Thursday, June 16, 2016

Veiled Threat


So to cheer myself up, I've been reading about Diane Arbus.

Yeah, not the most successful strategy, I know. Looking ahead on my reading list, coming up is William Shirer's diary of life in Berlin in the '30s and then the new survey of the Cultural Revolution. It's going to be a long summer. I may have to flee to Riseholme for a little light relief...

Diane Arbus is the first photographer I remember thinking about as an artist, mostly because My Dear Sister had the Arbus book (there was pretty much only one all that tine ago) and I was fascinated with her. Then I saw, in person, as it were, the couple of images that were on view at MoMA as part of their permanent collection in those days. I was drawn, as I think so many outsider kids have been, initially to her pictures of transvestites and freaks - is that me? Is that not me? If I'm not that barren suburban living room with the tinsel tree, do I have to be the hollow-eyed loony in the park?

I missed the Arbus renaissance of a few years ago - the big traveling show, the glossy new book, even the Nicole Kidman semi-biopic* (for a while there, if it was culturally important, it had a Nicole Kidman picture attached; it seemed to be some kind of rule, for a moment or two). When I heard there was a new biography out, I was interested, but then it was pretty much savaged (as a reading experience, if not so much for its research) in the New York Times, so instead I picked up the earlier bio, by Patricia Bosworth (whom I knew principally as the author of a brisk, once-over-lightly of the life of Montgomery Clift). It's a good read about a very uncomfortable person.

Arbus was a child of privilege who spent her life alternately running away from and strangely nostalgic for the existence she'd known as the pampered daughter of a department-store magnate (she was both ferociously independent and at times times helpless to the point of infantilization) . She sought out experiences ever more extreme, which she tirelessly documented with an increasingly laser-like vision of what she was after: an instant moment that revealed equal amounts about the artist and the subject.  Her most outré works retain the power to shock long after they've become seemingly familiar, a gallery of neurotic children, dissipated celebrities, and bizarre yet ordinary faces caught, somehow, a millisecond before a reflexive flinch from the pitiless lens.

It's a rare subject who gets the better of Arbus, who is able - despite the photographer's best efforts - to deflect her usually unerring skill for finding the cracks and weaknesses, for emphasizing the unsettling weariness of simply living. In her hands, Mae West is a crone weighed down with the exhaustion of six decades of feigned glamor; a pair of identical twins seem like omens of an otherwise unheralded apocalypse.

But every once in a while she met her match, and I think she did here. "Woman with Veil on Fifth Avenue," from 1968, is absurd and triumphant. She is absolute in her self-confidence, a vision of a very specific kind of femininity, frilly and ridiculous and yet internally powerful. She's a force, and on top of that - unlike a very great many of Arbus's skewered subjects - I bet she'd be good fun over a Gimlet or three.

And really, in the end, what more can one ask?

* Has anybody seen it? Is it worth seeking out?

4 comments:

  1. Why is it I hear Stritchy's dulcets right now?

    "So here's to the girls on the go -
    Everybody tries.
    Look into their eyes,
    And you'll see what they know:
    Everybody dies.
    A toast to that invincible bunch,
    The dinosaurs surviving the crunch.
    Let's hear it for the ladies who lunch -
    Everybody rise!
    Rise!
    Rise!
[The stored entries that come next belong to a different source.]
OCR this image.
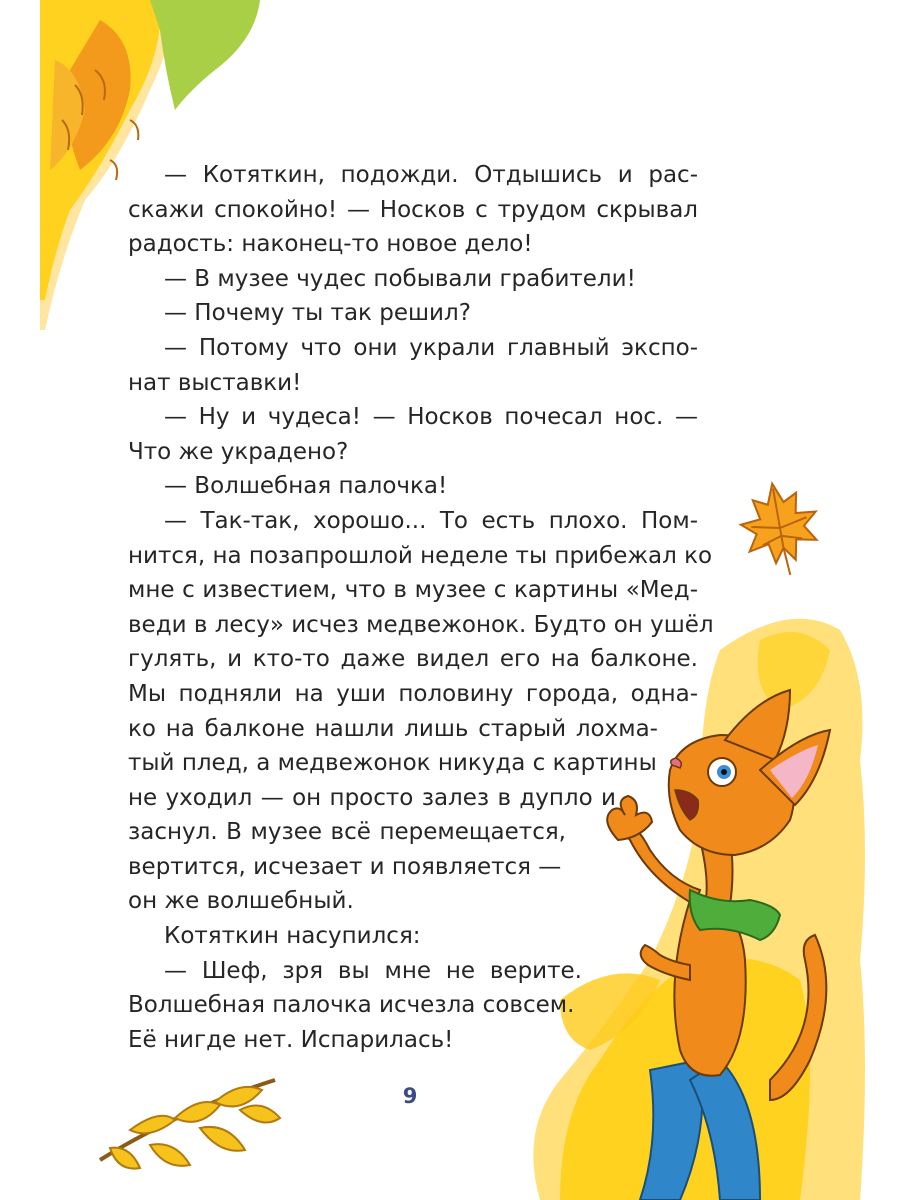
— Котяткин, подожди. Отдышись и рас-
скажи спокойно! — Носков с трудом скрывал
радость: наконец-то новое дело!
— В музее чудес побывали грабители!
— Почему ты так решил?
— Потому что они украли главный экспо-
нат выставки!
— Ну и чудеса! — Носков почесал нос. —
Что же украдено?
— Волшебная палочка!
— Так-так, хорошо... То есть плохо. Пом-
нится, на позапрошлой неделе ты прибежал ко
мне с известием, что в музее с картины «Мед-
веди в лесу» исчез медвежонок. Будто он ушёл
гулять, и кто-то даже видел его на балконе.
Мы подняли на уши половину города, одна-
ко на балконе нашли лишь старый лохма-
тый плед, а медвежонок никуда с картины
не уходил — он просто залез в дупло и
заснул. В музее всё перемещается,
вертится, исчезает и появляется —
он же волшебный.
Котяткин насупился:
— Шеф, зря вы мне не верите.
Волшебная палочка исчезла совсем.
Её нигде нет. Испарилась!
9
Rise! Rise! Rise! Rise! Rise!
    Rise!"


    Jx

    ReplyDelete
  2. Somehow I don't think Sondheim's Upper East Side social x-rays enjoyed their lunches (I'm thinking she hit's the delis pretty regularly) as much as this dear lady, though!

    ReplyDelete
  3. I can smell the Evening in Paris from here.

    ReplyDelete
    Replies
    1. And you just know that, as the kids say, her foundation-garment game was on point.